In ruling on the motion to vacate the order of remand, the district judge acknowledged that the exception to the nonreviewability rule embodied in Thermtron Products might be applicable. The court concluded, however, that "an order of remand ends the jurisdiction of the federal court." Thereafter, the court concluded, a federal court is without power to vacate the order of remand even if it be persuaded that the order was erroneous. We believe that the district judge misinterpreted the extent of the exception in Thermtron Products. Where that exception applies, an appellate court has jurisdiction to review the remand order, and a district court has jurisdiction to review its own order, and vacate or reinstate that order.
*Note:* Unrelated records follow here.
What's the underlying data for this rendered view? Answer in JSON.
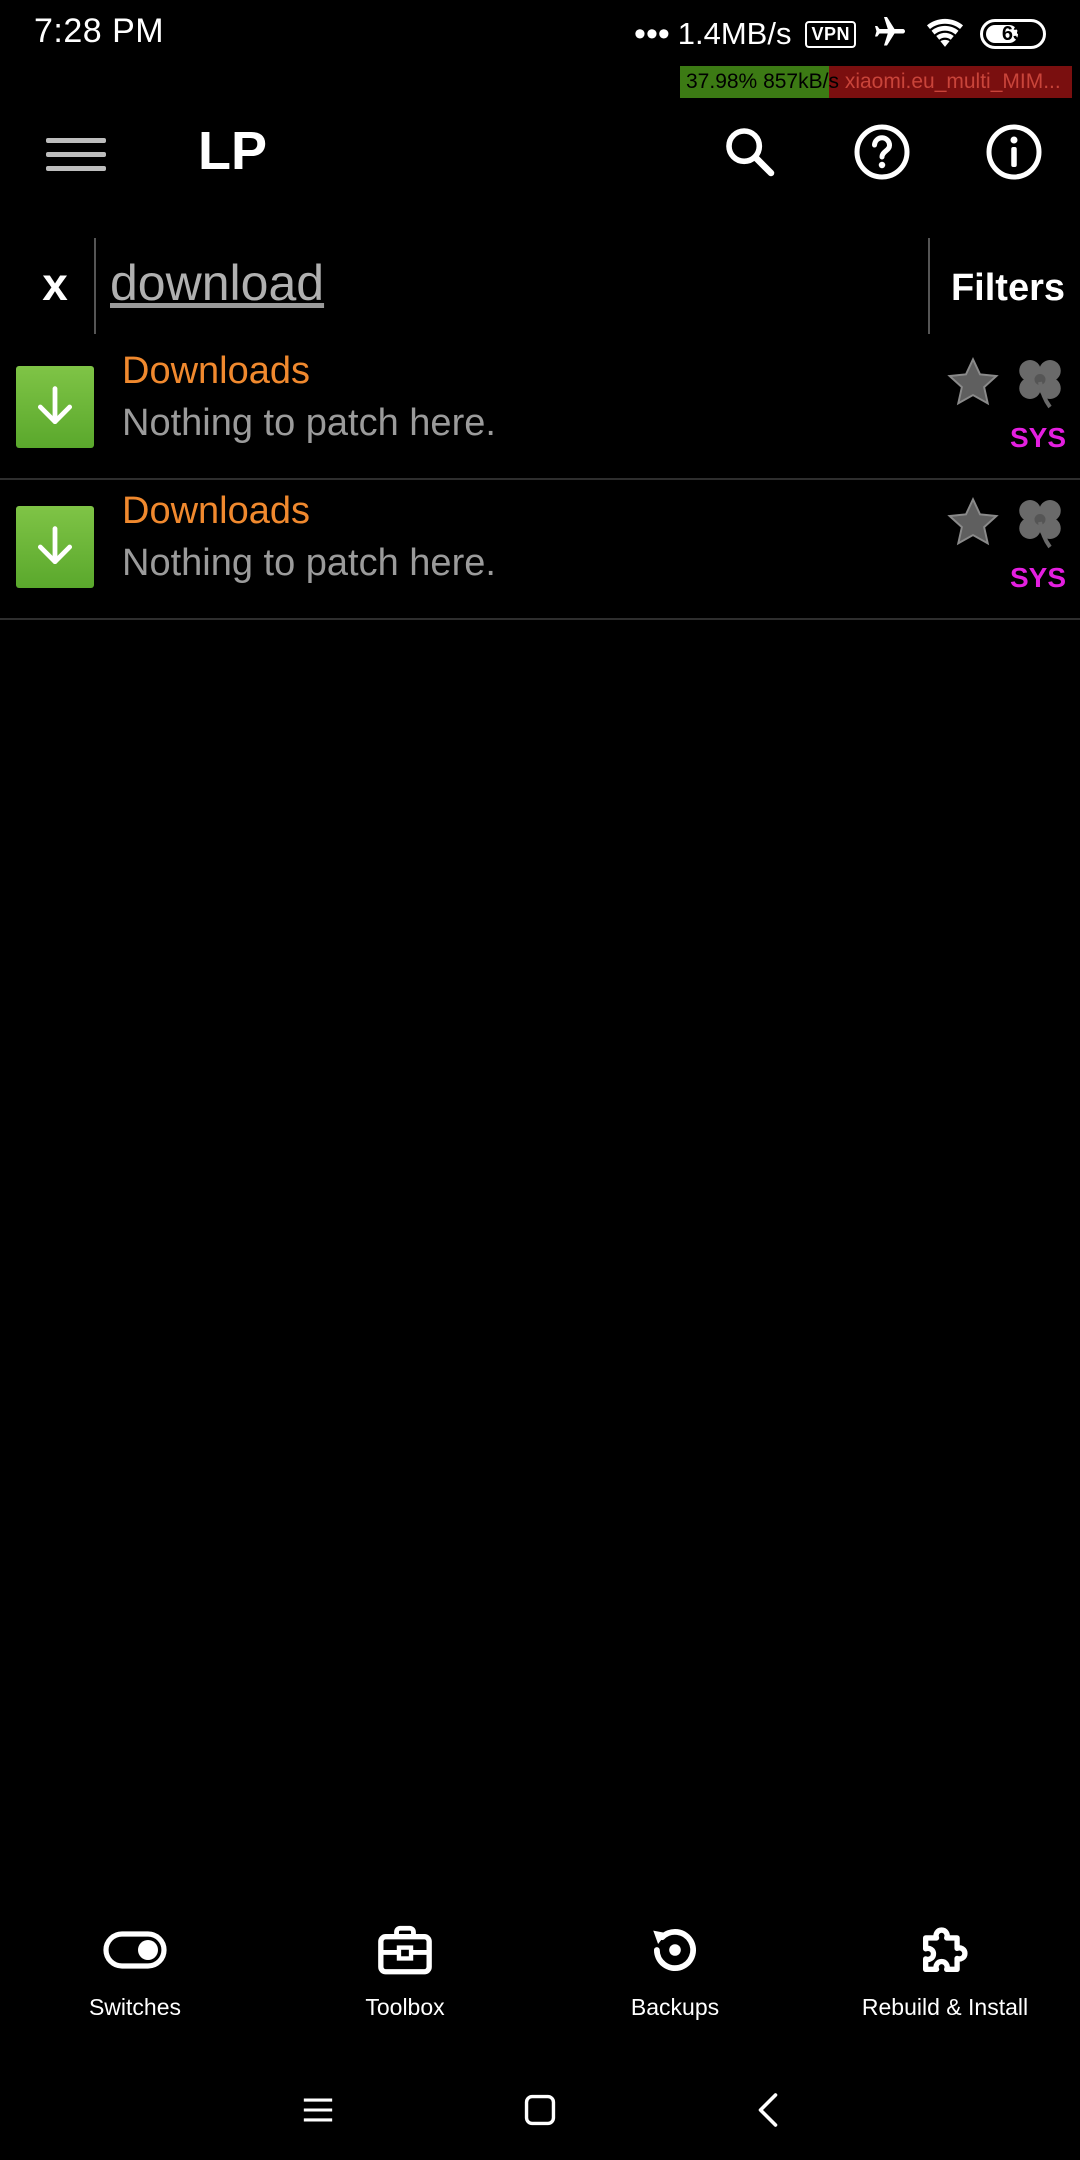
{
  "status_bar": {
    "time": "7:28 PM",
    "dots": "•••",
    "net_speed": "1.4MB/s",
    "vpn": "VPN",
    "battery": "63",
    "battery_level": 0.63
  },
  "download_strip": {
    "percent": "37.98%",
    "speed": "857kB/s",
    "file": "xiaomi.eu_multi_MIM...",
    "progress": 0.3798
  },
  "app_bar": {
    "menu_icon": "hamburger-menu-icon",
    "title": "LP",
    "actions": [
      "search-icon",
      "help-icon",
      "info-icon"
    ]
  },
  "search": {
    "clear_label": "x",
    "value": "download",
    "placeholder": "",
    "filters_label": "Filters"
  },
  "app_list": {
    "items": [
      {
        "title": "Downloads",
        "status": "Nothing to patch here.",
        "badge": "SYS",
        "icon": "download-arrow-icon"
      },
      {
        "title": "Downloads",
        "status": "Nothing to patch here.",
        "badge": "SYS",
        "icon": "download-arrow-icon"
      }
    ]
  },
  "bottom_nav": {
    "items": [
      {
        "label": "Switches",
        "icon": "toggle-switch-icon"
      },
      {
        "label": "Toolbox",
        "icon": "toolbox-icon"
      },
      {
        "label": "Backups",
        "icon": "backup-restore-icon"
      },
      {
        "label": "Rebuild & Install",
        "icon": "puzzle-piece-icon"
      }
    ]
  },
  "system_nav": {
    "icons": [
      "recents-menu-icon",
      "home-square-icon",
      "back-chevron-icon"
    ]
  },
  "colors": {
    "background": "#000000",
    "item_title": "#f0892e",
    "item_status": "#9b9b9b",
    "sys_badge": "#e41fe0",
    "app_icon_green": "#6ab83a",
    "download_progress": "#3c7a14",
    "download_remaining": "#7a0f0f"
  }
}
Consequently, the district court had jurisdiction to consider the motion to vacate the order of remand, and it had the duty to rule on the merits of that motion. Upon rehearing the motion to vacate the order of remand, as required by this mandate, the district court should determine whether the case was "removed improvidently and without jurisdiction." 28 U.S.C. § 1447(c). Thermtron Products holds not only that a remand order based on reasons other than that the case was "removed improvidently and without jurisdiction" is reviewable, but also that such an order is improper. "A case removed under (§ 1446) may be remanded only in accordance with § 1447 ...." Id. at 341, 96 S.Ct. at 588.
Thermtron Products also indicates that mandamus is the appropriate remedy to require the district court to reconsider the motion to vacate the order of remand. See id. at 352, 96 S.Ct. at 593, 46 L.Ed.2d at 553.
For the reasons stated herein, the petition for writ of mandamus is GRANTED.